The screenwipers were making heavy going of it, and I had to stop and get out to clean them. The snow was soft in my face, like walking into a flight of cold wet moths, and the wind was howling away in the distance across the valley. Somewhere nearer at hand just for a moment I caught the musical note of a cow-bell, but there was no other traveller, no other human being anywhere. They might all have gone long ago to some more civilized land.
>
With the dark I had to stop again and again, because the screen was freezing over and it was easy to miss the turns of the road. I could see the paragraphs in the papers: ‘The victim of a sudden storm in the Bernina Alps was Major Frederick Vane, aged 33, a British officer attached to UNESCO, who unwisely attempted to cross from Switzerland into Italy by the Bernina Pass, which is normally closed to vehicular traffic in October. His car …’

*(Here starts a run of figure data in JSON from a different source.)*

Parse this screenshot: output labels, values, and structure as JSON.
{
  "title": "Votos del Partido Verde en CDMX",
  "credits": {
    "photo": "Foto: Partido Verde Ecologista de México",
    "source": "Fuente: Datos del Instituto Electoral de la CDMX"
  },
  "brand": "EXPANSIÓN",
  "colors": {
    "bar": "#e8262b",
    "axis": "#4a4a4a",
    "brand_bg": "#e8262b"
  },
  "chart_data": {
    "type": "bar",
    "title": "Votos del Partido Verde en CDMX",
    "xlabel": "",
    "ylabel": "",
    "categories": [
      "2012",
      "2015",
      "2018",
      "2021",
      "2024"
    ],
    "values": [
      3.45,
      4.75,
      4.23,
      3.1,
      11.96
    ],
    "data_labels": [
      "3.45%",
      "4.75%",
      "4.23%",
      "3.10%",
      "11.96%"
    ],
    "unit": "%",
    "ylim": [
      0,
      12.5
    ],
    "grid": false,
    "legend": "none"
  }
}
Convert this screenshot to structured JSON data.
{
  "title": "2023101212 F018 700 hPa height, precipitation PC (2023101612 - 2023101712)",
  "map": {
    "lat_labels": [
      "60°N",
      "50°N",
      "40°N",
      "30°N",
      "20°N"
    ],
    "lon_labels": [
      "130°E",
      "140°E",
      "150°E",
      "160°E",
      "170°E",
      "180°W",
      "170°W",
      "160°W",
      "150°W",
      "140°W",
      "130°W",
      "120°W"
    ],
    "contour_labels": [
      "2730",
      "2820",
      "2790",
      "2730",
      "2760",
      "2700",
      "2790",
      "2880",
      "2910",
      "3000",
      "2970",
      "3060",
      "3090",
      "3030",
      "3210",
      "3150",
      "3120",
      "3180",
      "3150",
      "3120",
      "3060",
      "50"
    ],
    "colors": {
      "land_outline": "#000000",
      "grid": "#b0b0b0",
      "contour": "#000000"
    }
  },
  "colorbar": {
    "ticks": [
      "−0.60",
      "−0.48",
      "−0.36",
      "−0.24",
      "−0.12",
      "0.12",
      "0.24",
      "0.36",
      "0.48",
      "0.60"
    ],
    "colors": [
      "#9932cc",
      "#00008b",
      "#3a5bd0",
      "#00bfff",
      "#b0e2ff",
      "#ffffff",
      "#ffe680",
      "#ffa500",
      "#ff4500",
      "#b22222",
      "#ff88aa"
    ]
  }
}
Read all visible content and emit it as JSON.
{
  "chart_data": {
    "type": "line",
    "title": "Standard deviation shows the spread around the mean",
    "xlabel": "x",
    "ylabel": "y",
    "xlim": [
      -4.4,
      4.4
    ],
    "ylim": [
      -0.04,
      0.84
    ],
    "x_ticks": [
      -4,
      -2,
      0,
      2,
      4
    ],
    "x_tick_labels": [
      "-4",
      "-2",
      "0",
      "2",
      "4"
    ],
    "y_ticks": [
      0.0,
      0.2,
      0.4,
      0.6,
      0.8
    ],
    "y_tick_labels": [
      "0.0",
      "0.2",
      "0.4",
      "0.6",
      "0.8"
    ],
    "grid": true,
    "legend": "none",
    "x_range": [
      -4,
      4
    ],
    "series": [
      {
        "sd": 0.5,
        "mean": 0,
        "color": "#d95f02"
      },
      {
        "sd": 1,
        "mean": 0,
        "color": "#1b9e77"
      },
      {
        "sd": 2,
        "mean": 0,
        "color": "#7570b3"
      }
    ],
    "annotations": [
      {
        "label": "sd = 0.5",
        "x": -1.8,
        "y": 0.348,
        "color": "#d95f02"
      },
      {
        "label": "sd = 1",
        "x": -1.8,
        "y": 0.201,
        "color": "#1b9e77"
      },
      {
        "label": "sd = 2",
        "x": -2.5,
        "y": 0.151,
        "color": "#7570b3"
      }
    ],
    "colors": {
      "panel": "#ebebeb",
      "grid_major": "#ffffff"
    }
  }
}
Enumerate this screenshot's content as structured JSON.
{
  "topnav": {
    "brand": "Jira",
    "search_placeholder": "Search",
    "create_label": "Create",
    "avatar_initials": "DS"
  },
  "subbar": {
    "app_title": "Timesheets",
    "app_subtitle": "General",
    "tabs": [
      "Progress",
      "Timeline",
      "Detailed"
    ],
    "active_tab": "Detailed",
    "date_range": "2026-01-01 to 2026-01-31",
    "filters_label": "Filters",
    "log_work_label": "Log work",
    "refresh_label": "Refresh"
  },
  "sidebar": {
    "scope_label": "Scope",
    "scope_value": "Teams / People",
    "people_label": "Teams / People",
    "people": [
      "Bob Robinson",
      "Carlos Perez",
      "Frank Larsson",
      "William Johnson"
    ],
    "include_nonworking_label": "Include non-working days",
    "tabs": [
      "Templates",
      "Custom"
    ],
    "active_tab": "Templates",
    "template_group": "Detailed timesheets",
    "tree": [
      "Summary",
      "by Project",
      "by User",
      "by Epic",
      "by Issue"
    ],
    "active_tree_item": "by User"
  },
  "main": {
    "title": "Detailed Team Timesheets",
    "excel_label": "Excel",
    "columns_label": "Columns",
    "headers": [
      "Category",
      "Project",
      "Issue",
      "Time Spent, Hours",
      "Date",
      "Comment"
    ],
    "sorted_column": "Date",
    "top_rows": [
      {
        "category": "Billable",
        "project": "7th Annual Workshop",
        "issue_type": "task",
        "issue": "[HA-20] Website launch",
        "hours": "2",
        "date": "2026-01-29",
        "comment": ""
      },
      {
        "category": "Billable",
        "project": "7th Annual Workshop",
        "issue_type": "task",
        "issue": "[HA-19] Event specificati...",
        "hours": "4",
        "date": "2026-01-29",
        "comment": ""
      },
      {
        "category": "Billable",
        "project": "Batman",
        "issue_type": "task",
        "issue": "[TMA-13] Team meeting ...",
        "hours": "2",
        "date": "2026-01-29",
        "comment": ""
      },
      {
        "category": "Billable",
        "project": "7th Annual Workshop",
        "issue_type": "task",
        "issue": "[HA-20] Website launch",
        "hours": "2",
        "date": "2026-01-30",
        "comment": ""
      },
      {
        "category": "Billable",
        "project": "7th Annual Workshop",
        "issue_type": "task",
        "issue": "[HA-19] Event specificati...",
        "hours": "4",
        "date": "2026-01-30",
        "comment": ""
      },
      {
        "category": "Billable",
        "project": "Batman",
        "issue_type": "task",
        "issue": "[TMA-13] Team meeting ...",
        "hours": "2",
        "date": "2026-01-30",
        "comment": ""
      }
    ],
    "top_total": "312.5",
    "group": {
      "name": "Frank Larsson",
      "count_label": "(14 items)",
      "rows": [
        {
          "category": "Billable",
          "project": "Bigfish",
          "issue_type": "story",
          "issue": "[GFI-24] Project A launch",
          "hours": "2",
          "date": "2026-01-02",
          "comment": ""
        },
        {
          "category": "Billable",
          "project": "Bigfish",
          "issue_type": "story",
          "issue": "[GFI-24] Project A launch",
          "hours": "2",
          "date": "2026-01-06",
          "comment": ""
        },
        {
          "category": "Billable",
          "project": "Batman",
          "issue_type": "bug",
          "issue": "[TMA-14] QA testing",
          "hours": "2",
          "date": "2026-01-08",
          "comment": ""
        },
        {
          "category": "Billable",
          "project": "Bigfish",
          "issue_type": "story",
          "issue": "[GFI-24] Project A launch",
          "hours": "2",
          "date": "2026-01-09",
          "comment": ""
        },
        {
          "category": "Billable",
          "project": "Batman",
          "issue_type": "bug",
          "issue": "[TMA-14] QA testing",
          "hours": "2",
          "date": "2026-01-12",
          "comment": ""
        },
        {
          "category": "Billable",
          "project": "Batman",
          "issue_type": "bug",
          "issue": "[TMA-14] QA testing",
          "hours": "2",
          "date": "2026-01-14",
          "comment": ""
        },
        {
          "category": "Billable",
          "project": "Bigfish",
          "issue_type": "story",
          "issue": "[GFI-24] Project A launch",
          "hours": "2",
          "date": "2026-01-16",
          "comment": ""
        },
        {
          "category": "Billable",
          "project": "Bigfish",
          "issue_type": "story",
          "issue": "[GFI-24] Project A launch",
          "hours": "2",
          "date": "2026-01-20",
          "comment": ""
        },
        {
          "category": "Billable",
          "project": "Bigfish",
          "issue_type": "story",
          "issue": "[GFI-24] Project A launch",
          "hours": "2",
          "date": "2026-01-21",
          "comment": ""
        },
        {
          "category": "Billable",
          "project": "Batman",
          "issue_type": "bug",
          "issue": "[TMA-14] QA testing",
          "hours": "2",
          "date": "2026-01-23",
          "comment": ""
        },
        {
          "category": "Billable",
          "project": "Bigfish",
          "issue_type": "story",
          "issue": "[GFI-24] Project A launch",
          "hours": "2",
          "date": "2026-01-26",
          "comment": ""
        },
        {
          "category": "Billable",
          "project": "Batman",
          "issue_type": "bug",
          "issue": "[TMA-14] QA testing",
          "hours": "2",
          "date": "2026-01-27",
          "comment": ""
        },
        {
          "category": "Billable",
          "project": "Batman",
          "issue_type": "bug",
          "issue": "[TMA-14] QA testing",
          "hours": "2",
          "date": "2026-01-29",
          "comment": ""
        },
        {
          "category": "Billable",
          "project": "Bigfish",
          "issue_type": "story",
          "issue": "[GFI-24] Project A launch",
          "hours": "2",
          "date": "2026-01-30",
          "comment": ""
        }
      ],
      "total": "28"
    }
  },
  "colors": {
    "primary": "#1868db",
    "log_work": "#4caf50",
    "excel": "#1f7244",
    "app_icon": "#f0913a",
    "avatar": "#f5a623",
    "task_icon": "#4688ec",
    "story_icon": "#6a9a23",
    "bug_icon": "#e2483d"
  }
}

And then I turned one more contorted bend and the headlights showed up a few farm huts and the narrow cobbled street of a village.
It was a welcome sight. There was no one about, and the wind whistled through the slit between the houses like an errand boy with bad teeth.
Almost at the end of the street I braked in time to avoid a man with a handcart. After the lonely drive, I felt warmed towards him as towards an old friend. But the feeling wasn’t returned because he didn’t like standing in the draught and didn’t feel warmed at all. However, after a minute or two our conversation attracted attention even on that bleak night. Two other figures appeared, anxious to help. Yes, they said, it was as Angelo Luciano stated: nothing here and doubts about Bagnolo, the next village, fifteen kilometres on. Beyond that was the frontier and then Tirano, but …
Then quite suddenly, as an afterthought, someone mentioned the Chalet Lartrec, and at once they were all agreed it might be worth trying at the Chalet Lartrec, which was off this road and only about a kilometre distant. The season being over, they said, Monsieur Lartrec would have closed down his house, but it was just possible he would make an exception in a case like this.
By now my screen had frozen over completely, so I scraped it into a state of semi-transparency and thanked them and drove on, reflecting how often people forgot the important thing until nearly too late.
At the stone marked 10, I turned as directed down a narrow track barely wide enough for a car. I knew that somewhere not far away the valley fell into further cloudy depths. Two gateposts showed up and beyond that a light. I left the car in the semi-shelter of three waving pines and picked a way across snow-filled frozen ruts towards the light, carrying my smallest suitcase.
The chalet was a three-storeyed place, painted in green, and all the shutters were up except at the window that showed the light.